Brandeis ranked low in marketability, according to a statistical test by Neustadt. The Net Promoter Score is calculated by asking a surveyed population to rate, on a scale of 0 to 10, how likely they would be to recommend a product, or, in this case, a university. Those who give a rating of nine or 10 are considered “promoters,” while those giving a rating of zero to six are considered “detractors.” The percent of detractors is then subtracted from the percent of promoters, giving the Net Promoter Score. Those surveyed who give a seven or eight are considered passive and do not add or subtract to the score.
With a +6 Net Promoter Score, Brandeis had the lowest Net Promoter Score that Neustadt has seen of any university.
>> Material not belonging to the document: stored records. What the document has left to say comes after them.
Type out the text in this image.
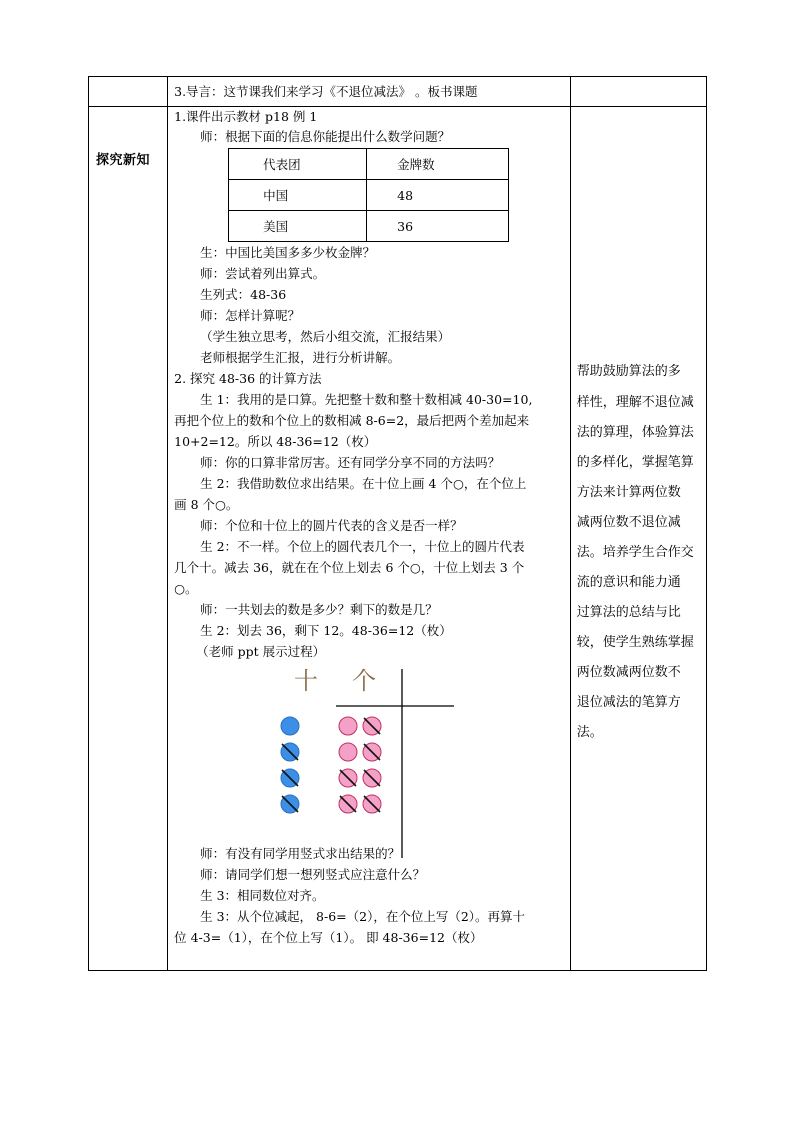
	3.导言：这节课我们来学习《不退位减法》 。板书课题	
探究新知	
1.课件出示教材 p18 例 1
师：根据下面的信息你能提出什么数学问题？
代表团	金牌数
中国	48
美国	36
生：中国比美国多多少枚金牌？
师：尝试着列出算式。
生列式：48-36
师：怎样计算呢？
（学生独立思考，然后小组交流，汇报结果）
老师根据学生汇报，进行分析讲解。
2. 探究 48-36 的计算方法
生 1：我用的是口算。先把整十数和整十数相减 40-30=10,
再把个位上的数和个位上的数相减 8-6=2，最后把两个差加起来
10+2=12。所以 48-36=12（枚）
师：你的口算非常厉害。还有同学分享不同的方法吗？
生 2：我借助数位求出结果。在十位上画 4 个○，在个位上
画 8 个○。
师：个位和十位上的圆片代表的含义是否一样？
生 2：不一样。个位上的圆代表几个一，十位上的圆片代表
几个十。减去 36，就在在个位上划去 6 个○，十位上划去 3 个
○。
师：一共划去的数是多少？剩下的数是几？
生 2：划去 36，剩下 12。48-36=12（枚）
（老师 ppt 展示过程）
十 个
师：有没有同学用竖式求出结果的？
师：请同学们想一想列竖式应注意什么？
生 3：相同数位对齐。
生 3：从个位减起， 8-6=（2），在个位上写（2）。再算十
位 4-3=（1），在个位上写（1）。 即 48-36=12（枚）

帮助鼓励算法的多
样性，理解不退位减
法的算理，体验算法
的多样化，掌握笔算
方法来计算两位数
减两位数不退位减
法。培养学生合作交
流的意识和能力通
过算法的总结与比
较，使学生熟练掌握
两位数减两位数不
退位减法的笔算方
法。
The average university Net Promoter Score is +54, according to Neustadt.
“This is a serious issue for the institution,” Neustadt told the audience. Colleges count on alumni for fundraising as well as advocating for the school.
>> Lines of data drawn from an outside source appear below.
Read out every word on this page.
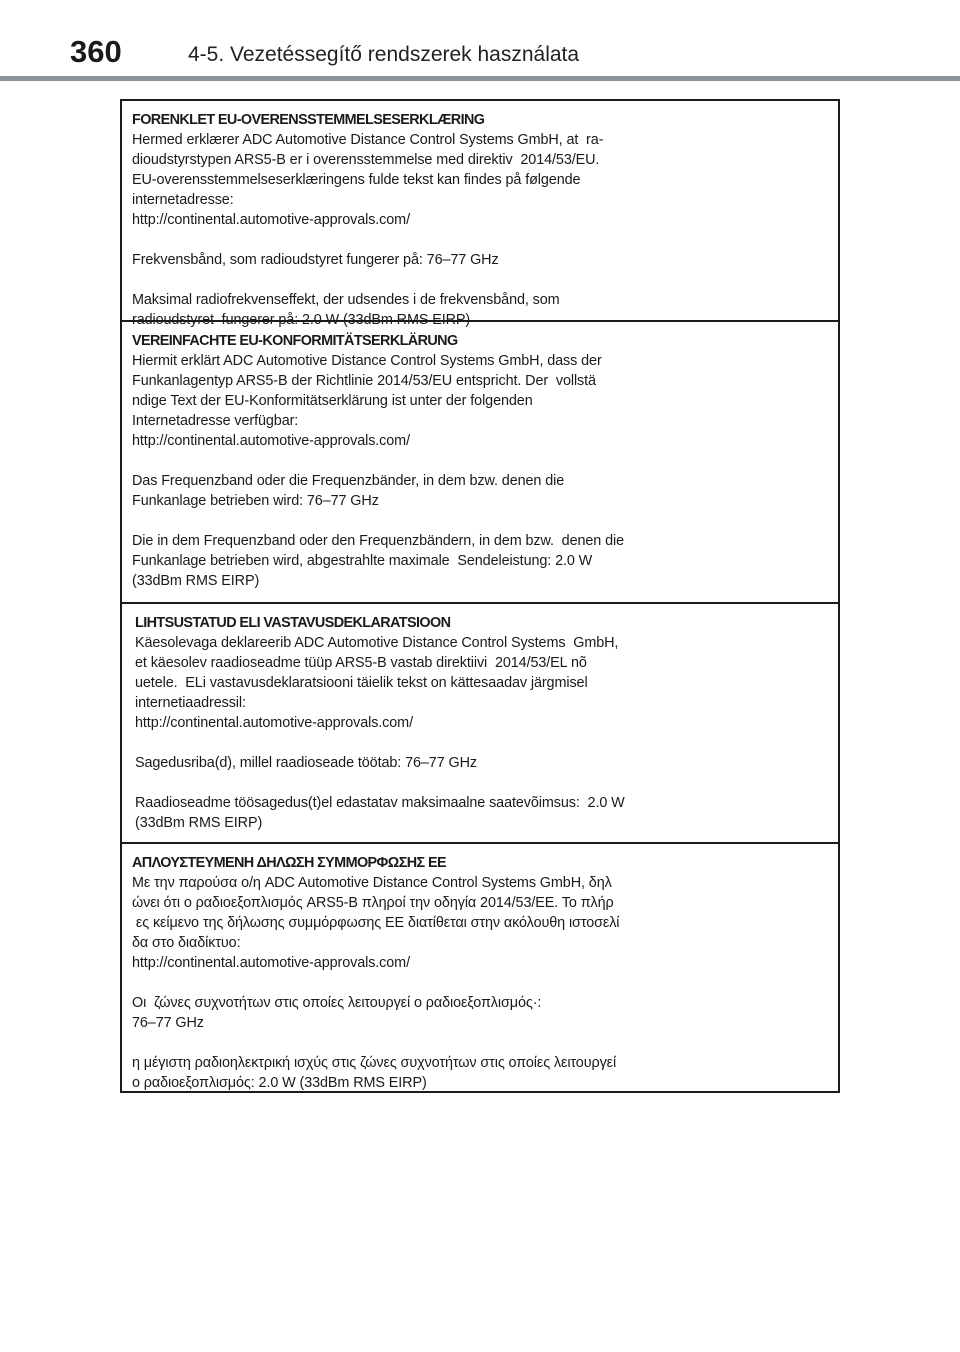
360	4-5. Vezetéssegítő rendszerek használata
FORENKLET EU-OVERENSSTEMMELSESERKLÆRING
Hermed erklærer ADC Automotive Distance Control Systems GmbH, at  ra-
dioudstyrstypen ARS5-B er i overensstemmelse med direktiv  2014/53/EU.
EU-overensstemmelseserklæringens fulde tekst kan findes på følgende
internetadresse:
http://continental.automotive-approvals.com/
Frekvensbånd, som radioudstyret fungerer på: 76–77 GHz
Maksimal radiofrekvenseffekt, der udsendes i de frekvensbånd, som
radioudstyret  fungerer på: 2.0 W (33dBm RMS EIRP)
VEREINFACHTE EU-KONFORMITÄTSERKLÄRUNG
Hiermit erklärt ADC Automotive Distance Control Systems GmbH, dass der
Funkanlagentyp ARS5-B der Richtlinie 2014/53/EU entspricht. Der  vollstä
ndige Text der EU-Konformitätserklärung ist unter der folgenden
Internetadresse verfügbar:
http://continental.automotive-approvals.com/
Das Frequenzband oder die Frequenzbänder, in dem bzw. denen die
Funkanlage betrieben wird: 76–77 GHz
Die in dem Frequenzband oder den Frequenzbändern, in dem bzw.  denen die
Funkanlage betrieben wird, abgestrahlte maximale  Sendeleistung: 2.0 W
(33dBm RMS EIRP)
LIHTSUSTATUD ELI VASTAVUSDEKLARATSIOON
Käesolevaga deklareerib ADC Automotive Distance Control Systems  GmbH,
et käesolev raadioseadme tüüp ARS5-B vastab direktiivi  2014/53/EL nõ
uetele.  ELi vastavusdeklaratsiooni täielik tekst on kättesaadav järgmisel
internetiaadressil:
http://continental.automotive-approvals.com/
Sagedusriba(d), millel raadioseade töötab: 76–77 GHz
Raadioseadme töösagedus(t)el edastatav maksimaalne saatevõimsus:  2.0 W
(33dBm RMS EIRP)
ΑΠΛΟΥΣΤΕΥΜΕΝΗ ΔΗΛΩΣΗ ΣΥΜΜΟΡΦΩΣΗΣ ΕΕ
Με την παρούσα ο/η ADC Automotive Distance Control Systems GmbH, δηλ
ώνει ότι ο ραδιοεξοπλισμός ARS5-B πληροί την οδηγία 2014/53/ΕΕ. Το πλήρ
ες κείμενο της δήλωσης συμμόρφωσης ΕΕ διατίθεται στην ακόλουθη ιστοσελί
δα στο διαδίκτυο:
http://continental.automotive-approvals.com/
Οι  ζώνες συχνοτήτων στις οποίες λειτουργεί ο ραδιοεξοπλισμός·:
76–77 GHz
η μέγιστη ραδιοηλεκτρική ισχύς στις ζώνες συχνοτήτων στις οποίες λειτουργεί
ο ραδιοεξοπλισμός: 2.0 W (33dBm RMS EIRP)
“The research suggests that this low Net Promoter Score has nothing to do with… the academic enterprise at Brandeis,” said Neustadt, “alumni from all generations consistently give Brandeis very high marks for the quality of their academics.”
President Ron Liebowitz said Brandeis “does not do enough to promote the excellence of the institution.” Brandeis should boast about its accomplishments more, he suggested.
The social experience at Brandeis was not highly rated by alumni in the survey, according to Neustadt.
Although he recognized Brandeis’ focus on social justice, he denied that the university could define itself by the concept of social justice. Social justice is not a broad enough platform for Brandeis to market itself on, he said, using the physics department as just one example of an important part of Brandeis which social justice does not cover.
Housing and facilities and the size of the student body at Brandeis were points of of concern to prospective Brandeis students, according to Neustadt’s findings. These as well as the size of the student body were of medium to high importance for prospective Brandeis students who rated Brandeis in their top three choices, but prospective students were only content at a medium level with these two qualities of Brandeis, according to a scatterplot graph presented by Neustadt.
“Housing and facilities truly is one of Brandeis’ real challenges,” said Neustadt without providing suggestions as to how to fix the problem.
Neustadt equated the prospective students’ low contentment with Brandeis’ size to Brandeis’ tendency to promote itself as, “the combination of a small liberal arts college with faculty research.” Instead, Brandeis should describe itself as “a medium-sized, undergraduate-centered, research university,” Neustadt said.
This description is more comparable to schools such as Boston University, Cornell University, Tufts University and Yale University, which prospective students most commonly cited in their top three choices in Neustadt’s survey of prospective students.